It was a full month before Aidan Walcott found out the Class A state record he broke in the 200 meters had stood for 25 years.
“My dad just graduated from high school in 1995. That’s crazy the record was (almost) that old,” the Bonny Eagle junior said with a laugh a week ago.
Walcott is a relative newcomer to the state championships, having competed only as a freshman at the outdoor meet in 2019 before this spring. He participates in basketball during the winter rather than indoor track, and there was no outdoor season during his sophomore year in 2020 because of the pandemic.
Yet Walcott wasted no time raising the bar on his high school track and field career at this year’s Class A state meet at Massabesic High on June 2.
He won the 200 meters in 21.96 seconds to erase the record of 22.07 set by Nate Sergent of Gardiner in 1996. And that was after he broke a 15-year-old record in his 100-meter preliminary heat, running 10.80 to erase the mark of 10.86 set by Colby Brooks of Edward Little in 2006. Walcott then ran 10.88 in the finals to win the event. He also took fourth in the high jump at 6 feet, 2 inches.
For a breakout performance that now places him among the fastest runners in Maine high school history, Walcott is the 2021 Varsity Maine Boys’ Athlete of the Year in outdoor track.
Walcott started running track in eighth grade with the goal of being “better than anyone.” But football was his first love and basketball was his next favorite, after he executed his first dunk in the fifth grade.
The coaching staff at Bonny Eagle knew Walcott had rare speed as a freshman in 2019 when he placed fifth in the 100 meters at Southwesterns in 11.14 seconds, said Ryan Dyer, the team’s sprints coach.
“We all just kind of looked at each other and said, ‘He’s got some wheels,’ ” Dyer said.

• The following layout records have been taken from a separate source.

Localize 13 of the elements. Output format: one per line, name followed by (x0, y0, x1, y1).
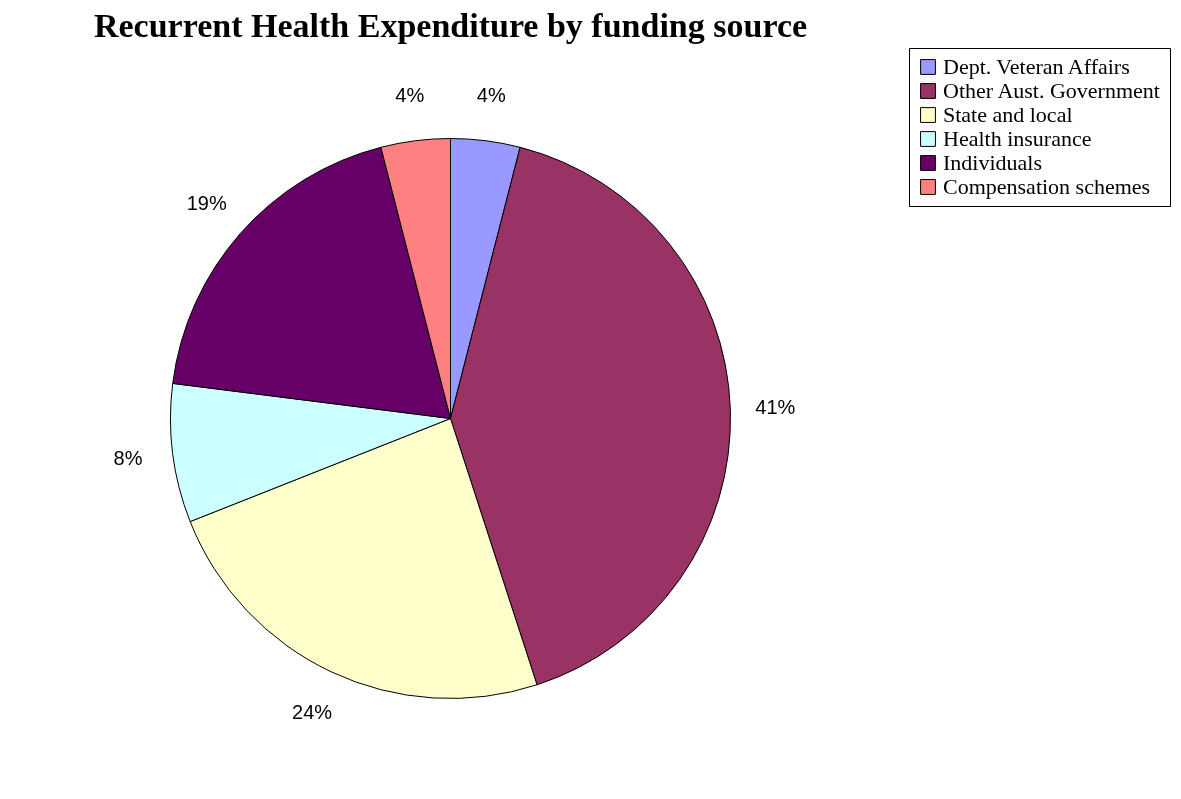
data-label: 41% (755, 396, 796, 419)
data-label: 4% (476, 84, 506, 107)
data-label: 8% (113, 447, 143, 470)
legend-label: Individuals (943, 150, 1042, 175)
data-label: 24% (292, 700, 333, 723)
legend-label: Health insurance (943, 126, 1092, 151)
legend-label: State and local (943, 102, 1073, 127)
chart-title: Recurrent Health Expenditure by funding source (93, 7, 808, 44)
legend-label: Dept. Veteran Affairs (943, 54, 1130, 79)
data-label: 4% (395, 84, 425, 107)
data-label: 19% (186, 191, 227, 214)
legend-label: Compensation schemes (943, 174, 1151, 199)
legend-label: Other Aust. Government (943, 78, 1160, 103)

Walcott finished sixth in the 100 meters at the Class A state meet that year, running 11.47. By this spring, at an intrasquad meet in mid-April, he ran the 100 in a hand time of 11.1.
Walcott wasn’t focused on state records entering the 2021 state meet – just winning a title. But now he thinks he can go even faster.
“I feel as I get older and stronger, I’ll get faster,” said Walcott, who lives in Steep Falls. “I feel basketball and football help me in the sprints and jumps. But all year at the meets, we’d only have one other team. There wouldn’t be this big pool of kids to run against. States felt like it was going to be super fast. There was good competition.”
Mike Burleson, the boys’ head coach at Bonny Eagle, also thinks Walcott’s best races are ahead of him.
“When you look at this kid, his high end is so much higher than that,” Burleson said. “He will simply improve. He is the real deal.”
Dyer also expects that Walcott will improve because he simply has raw speed – as well as a no-nonsense, get-it-done attitude.
“I don’t think Aidan gets caught up in records and all that stuff. He doesn’t boast. He has a calm demeanor,” Dyer said. “If I tell him (Gorham High sprinter) Andrew Farr has run 11.1 or 11.2, he’ll just say, ‘Yeah, I got this, Coach. No worries. It’s cool.’ He is very nonchalant.”